Перед отступлением фашисты согнали в Покровскую церковь более двухсот мирных жителей, наглухо закрыли двери и пытались взорвать церковь и людей. Только стремительное наше наступление помешало им осуществить свое черное дело»[4].
— Товарищи! — воскликнул Додогорский. — Руины Ржева, Смоленска зовут нас вперед. Придет время — предъявим Гитлеру счет и за другие города.
…В течение последующих двух дней в результате ожесточенных боев полк занял деревни Ольша, Борок, Пронино, Ракитня, Терпилово. Затем мы вышли на реку Березину, с ходу форсировали ее и на западном берегу овладели деревней Комиссарово.
Утром 28 сентября 1943 года, перерезав автомагистраль Москва — Минск, полк остановился в небольшом леске. Бойцы получили возможность немного отдохнуть, а главное — обогреться у костров, посушить шинели, переобуться.
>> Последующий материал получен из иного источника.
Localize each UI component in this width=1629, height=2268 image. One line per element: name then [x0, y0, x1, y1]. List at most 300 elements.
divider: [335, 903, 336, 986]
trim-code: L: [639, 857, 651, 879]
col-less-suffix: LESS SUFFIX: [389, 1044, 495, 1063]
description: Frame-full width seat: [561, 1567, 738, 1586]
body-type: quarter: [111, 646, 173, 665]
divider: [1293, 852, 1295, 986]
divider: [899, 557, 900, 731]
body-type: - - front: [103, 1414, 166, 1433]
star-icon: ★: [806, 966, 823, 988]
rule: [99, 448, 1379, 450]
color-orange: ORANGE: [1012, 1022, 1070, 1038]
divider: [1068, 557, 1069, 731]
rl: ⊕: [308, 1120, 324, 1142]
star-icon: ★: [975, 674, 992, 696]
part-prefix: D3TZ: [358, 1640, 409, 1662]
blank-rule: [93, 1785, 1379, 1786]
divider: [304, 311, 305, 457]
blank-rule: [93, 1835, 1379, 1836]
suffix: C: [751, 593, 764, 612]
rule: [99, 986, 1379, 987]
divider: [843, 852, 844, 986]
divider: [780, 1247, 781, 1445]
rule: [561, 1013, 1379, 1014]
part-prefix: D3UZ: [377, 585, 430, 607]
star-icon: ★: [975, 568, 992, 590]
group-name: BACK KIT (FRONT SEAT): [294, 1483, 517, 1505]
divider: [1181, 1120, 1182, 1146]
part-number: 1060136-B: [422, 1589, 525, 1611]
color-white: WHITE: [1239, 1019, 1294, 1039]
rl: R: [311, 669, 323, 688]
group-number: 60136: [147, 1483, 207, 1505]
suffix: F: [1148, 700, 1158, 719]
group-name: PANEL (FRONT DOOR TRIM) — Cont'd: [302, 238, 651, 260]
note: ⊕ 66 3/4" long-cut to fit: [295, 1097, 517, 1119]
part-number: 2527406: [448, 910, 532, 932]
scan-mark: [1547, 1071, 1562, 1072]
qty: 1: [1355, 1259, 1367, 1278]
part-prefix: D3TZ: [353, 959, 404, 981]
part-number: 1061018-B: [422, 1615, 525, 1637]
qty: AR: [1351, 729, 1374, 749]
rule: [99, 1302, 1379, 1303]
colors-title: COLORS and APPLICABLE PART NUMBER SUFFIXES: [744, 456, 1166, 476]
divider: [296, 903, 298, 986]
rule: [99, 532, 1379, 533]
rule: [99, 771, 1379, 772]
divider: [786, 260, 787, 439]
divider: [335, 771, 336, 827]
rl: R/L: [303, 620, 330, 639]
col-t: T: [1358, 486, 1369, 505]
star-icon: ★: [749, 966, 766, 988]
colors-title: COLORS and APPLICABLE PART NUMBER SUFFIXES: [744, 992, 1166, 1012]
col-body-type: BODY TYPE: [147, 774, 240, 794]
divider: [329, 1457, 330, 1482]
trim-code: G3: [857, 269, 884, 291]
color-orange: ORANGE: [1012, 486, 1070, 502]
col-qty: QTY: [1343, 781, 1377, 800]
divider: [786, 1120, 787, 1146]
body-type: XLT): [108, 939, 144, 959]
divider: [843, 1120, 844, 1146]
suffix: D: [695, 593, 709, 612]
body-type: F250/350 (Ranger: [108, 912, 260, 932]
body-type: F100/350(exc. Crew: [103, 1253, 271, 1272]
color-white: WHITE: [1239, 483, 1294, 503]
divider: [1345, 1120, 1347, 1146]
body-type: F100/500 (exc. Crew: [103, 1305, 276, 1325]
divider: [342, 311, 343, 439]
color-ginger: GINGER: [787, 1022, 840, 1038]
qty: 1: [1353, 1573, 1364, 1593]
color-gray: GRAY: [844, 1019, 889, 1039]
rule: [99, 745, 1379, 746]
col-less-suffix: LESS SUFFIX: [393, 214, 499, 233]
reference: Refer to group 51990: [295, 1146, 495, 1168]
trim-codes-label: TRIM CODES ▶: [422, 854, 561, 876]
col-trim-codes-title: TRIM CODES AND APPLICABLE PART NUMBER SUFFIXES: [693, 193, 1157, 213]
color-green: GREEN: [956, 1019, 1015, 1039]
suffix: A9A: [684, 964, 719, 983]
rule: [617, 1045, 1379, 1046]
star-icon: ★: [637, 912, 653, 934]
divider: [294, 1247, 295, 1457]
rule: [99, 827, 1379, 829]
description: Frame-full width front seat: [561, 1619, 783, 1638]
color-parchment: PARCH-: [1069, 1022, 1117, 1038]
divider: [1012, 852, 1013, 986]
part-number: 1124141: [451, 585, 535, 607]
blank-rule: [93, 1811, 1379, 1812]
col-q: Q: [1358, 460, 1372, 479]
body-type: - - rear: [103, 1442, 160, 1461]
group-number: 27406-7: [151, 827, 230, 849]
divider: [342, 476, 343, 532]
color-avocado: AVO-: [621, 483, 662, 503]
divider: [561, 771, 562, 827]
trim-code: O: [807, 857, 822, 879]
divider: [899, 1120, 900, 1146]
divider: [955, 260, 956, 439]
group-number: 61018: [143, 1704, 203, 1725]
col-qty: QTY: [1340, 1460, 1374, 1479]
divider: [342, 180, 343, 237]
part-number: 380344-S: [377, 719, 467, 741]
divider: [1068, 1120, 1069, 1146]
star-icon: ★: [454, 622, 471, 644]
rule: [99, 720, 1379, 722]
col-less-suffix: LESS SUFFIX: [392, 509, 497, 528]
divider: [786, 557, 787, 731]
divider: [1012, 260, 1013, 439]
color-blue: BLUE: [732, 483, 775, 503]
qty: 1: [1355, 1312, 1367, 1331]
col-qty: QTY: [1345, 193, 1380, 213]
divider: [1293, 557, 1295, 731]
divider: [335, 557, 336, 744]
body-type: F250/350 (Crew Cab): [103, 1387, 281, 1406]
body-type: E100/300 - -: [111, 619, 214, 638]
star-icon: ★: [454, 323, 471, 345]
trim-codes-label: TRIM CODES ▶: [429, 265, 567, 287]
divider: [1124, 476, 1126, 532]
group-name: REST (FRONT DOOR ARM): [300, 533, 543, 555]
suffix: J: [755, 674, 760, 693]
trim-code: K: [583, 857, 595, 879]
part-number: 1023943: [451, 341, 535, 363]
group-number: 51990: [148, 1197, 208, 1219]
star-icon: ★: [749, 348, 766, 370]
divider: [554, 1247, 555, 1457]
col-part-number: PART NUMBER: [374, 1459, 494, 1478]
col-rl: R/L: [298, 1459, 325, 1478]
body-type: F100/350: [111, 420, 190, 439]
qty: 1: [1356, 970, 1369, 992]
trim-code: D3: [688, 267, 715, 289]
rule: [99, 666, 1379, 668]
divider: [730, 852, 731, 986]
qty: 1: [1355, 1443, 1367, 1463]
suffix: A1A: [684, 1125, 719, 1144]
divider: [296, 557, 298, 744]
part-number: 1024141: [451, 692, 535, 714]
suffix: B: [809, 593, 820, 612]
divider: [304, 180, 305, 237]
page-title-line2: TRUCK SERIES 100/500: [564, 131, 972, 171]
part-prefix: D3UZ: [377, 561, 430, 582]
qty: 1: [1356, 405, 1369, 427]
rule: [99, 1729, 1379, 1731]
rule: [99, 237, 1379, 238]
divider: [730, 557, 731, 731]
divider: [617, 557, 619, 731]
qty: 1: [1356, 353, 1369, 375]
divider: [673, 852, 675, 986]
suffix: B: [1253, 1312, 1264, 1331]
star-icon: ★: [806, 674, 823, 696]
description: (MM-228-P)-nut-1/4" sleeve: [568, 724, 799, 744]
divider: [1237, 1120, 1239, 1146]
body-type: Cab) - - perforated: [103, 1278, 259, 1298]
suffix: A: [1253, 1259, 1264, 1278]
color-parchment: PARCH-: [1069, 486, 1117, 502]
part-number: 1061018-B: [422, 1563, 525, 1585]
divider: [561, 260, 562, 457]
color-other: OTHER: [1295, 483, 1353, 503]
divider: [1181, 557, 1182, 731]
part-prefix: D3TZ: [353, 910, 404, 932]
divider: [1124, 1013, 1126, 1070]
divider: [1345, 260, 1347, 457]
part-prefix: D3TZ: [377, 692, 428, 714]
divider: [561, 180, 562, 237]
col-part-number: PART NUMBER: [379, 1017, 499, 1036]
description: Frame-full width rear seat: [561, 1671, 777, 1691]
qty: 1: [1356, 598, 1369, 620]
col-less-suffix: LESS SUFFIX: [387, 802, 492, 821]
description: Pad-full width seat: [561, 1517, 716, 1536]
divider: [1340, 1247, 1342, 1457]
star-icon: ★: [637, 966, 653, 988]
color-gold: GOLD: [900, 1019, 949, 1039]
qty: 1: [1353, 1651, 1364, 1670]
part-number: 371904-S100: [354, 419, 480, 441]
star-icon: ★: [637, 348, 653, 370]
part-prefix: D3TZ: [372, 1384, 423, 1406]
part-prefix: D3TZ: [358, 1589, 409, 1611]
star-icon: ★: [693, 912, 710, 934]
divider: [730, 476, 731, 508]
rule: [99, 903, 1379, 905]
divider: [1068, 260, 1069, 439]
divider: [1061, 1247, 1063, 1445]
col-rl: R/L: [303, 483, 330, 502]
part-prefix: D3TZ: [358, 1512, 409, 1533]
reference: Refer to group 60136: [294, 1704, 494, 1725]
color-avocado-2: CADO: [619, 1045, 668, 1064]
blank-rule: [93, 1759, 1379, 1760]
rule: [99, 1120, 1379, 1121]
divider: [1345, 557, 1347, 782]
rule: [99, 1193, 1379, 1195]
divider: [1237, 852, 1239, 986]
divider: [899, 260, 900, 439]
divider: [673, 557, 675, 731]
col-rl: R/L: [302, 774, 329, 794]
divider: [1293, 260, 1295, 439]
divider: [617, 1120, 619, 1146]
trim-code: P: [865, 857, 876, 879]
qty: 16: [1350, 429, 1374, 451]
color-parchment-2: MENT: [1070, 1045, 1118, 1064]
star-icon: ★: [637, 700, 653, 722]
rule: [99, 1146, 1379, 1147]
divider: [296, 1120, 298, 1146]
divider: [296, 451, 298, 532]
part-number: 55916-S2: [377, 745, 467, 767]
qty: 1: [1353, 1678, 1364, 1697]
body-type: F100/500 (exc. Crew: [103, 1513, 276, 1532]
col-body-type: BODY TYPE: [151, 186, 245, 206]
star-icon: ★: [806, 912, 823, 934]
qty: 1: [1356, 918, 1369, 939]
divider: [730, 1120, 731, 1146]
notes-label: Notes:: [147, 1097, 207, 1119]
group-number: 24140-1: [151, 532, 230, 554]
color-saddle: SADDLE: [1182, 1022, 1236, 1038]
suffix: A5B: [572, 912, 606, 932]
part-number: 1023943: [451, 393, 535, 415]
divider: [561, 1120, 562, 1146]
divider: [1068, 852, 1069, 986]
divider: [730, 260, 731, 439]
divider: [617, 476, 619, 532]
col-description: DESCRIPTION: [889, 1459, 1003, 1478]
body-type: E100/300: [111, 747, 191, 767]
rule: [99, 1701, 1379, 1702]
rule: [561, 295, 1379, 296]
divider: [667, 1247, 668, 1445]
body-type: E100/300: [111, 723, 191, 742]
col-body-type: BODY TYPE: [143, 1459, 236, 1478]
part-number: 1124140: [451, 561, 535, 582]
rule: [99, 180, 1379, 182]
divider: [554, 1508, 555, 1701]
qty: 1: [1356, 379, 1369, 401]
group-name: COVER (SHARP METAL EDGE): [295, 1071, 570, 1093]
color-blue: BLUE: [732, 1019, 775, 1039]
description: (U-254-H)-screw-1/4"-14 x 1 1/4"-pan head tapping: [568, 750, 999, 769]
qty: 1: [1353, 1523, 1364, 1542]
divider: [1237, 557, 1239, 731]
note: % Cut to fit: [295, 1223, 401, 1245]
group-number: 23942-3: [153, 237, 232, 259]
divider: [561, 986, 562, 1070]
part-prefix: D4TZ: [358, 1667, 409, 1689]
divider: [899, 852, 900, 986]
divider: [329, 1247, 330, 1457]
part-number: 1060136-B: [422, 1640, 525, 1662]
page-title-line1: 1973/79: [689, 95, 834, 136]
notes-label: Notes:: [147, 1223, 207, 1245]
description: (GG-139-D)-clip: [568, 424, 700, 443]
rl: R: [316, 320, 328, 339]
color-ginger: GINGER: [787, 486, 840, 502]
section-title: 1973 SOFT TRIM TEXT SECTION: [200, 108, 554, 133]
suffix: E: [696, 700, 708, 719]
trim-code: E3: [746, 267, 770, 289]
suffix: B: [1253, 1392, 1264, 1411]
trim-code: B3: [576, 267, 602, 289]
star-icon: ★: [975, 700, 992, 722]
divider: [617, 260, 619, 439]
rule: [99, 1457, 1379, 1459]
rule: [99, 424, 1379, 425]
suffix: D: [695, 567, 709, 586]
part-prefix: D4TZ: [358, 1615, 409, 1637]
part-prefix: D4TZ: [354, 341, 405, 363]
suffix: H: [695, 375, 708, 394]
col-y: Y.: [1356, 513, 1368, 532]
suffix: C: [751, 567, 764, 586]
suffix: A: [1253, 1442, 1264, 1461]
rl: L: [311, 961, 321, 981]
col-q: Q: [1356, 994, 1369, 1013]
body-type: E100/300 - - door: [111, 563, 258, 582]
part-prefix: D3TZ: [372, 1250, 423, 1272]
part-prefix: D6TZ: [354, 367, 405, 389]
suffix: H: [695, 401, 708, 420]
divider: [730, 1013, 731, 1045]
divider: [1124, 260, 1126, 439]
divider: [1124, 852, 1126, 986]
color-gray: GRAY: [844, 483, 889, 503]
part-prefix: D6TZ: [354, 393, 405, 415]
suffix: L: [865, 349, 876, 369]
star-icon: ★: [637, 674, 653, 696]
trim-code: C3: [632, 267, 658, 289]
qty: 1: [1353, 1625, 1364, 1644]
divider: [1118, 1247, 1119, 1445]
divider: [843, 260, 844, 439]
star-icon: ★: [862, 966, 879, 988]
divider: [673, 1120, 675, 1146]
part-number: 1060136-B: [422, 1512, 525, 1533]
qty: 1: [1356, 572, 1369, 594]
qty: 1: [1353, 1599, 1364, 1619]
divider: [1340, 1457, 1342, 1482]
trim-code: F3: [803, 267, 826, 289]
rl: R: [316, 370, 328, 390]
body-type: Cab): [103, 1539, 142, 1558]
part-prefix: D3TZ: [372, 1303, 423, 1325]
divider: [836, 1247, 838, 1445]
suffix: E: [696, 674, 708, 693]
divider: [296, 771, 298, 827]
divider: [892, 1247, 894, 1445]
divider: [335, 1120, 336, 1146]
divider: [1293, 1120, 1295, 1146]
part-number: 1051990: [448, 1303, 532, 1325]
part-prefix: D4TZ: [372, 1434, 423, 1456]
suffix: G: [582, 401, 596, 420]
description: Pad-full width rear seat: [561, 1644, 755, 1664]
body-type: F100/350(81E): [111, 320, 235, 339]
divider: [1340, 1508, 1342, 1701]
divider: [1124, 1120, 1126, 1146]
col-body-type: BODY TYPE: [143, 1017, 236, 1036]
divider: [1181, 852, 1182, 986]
Мы с заместителем комбата по политчасти капитаном Петром Кузьмичом Згоржельским разместились под развесистой елью. Рядовой Алеша Васюков пытался разжечь костер. Подошли саперы. Среди них инженер полка старший лейтенант Михаил Сорокин, его помощник — старший лейтенант Лукин. Здесь же оказался и автоматчик Степан Головко. Свалив с плеч тяжелый вещмешок, он объявил:
— В мешке картошка.
— Вот будет пир! — воскликнул Васюков и, накинув на себя плащ-палатку, принялся высекать из кремня искру. Задымил фитиль. Раздувая его, Алеша достал из кармана гимнастерки припасенный кусочек сухого мха. Вскоре заиграл светлячком огонек, и пламя жадно охватило смоляные сучья. Вокруг костра мы уселись тесной стайкой. Никто из нас уже трое суток не ел горячего, и теперь мы предвкушали аромат печеной картошки.
Алеша принес еще охапку валежника и только хотел подбросить в костер, как раздалась команда:
— По щелям!
Сделав рывок, я устремился за Згоржельским и тут же упал плашмя на него в полуразвалившейся траншее. На меня всем телом навалился Алеша. Взрывная волна больно отозвалась в висках.
— Вы живы, товарищ лейтенант? — спросил Алеша.
Прихрамывая, я встал из траншеи. Поднялся и Петр Кузьмич. Перед нами предстала жуткая картина. На том месте, где только что потрескивал костер, зияла воронка. У срезанной осколком ели, истекая кровью, лежал Сорокин. Рядом с ним — два сапера.
Никто не мог предположить, что вражеский самолет-пикировщик точно угодит бомбой в костер. Мы потеряли трех товарищей, шестеро ранено. А что же с Алешей?
Спинка его шинели, прошитая осколками, представляла собой мелкие лохмотья. Вещмешок, словно срезанный бритвой и отброшенный силой взрыва, мерно покачивался на кустах ивняка. На теле же бойца ни одной царапины. Счастье? Может быть.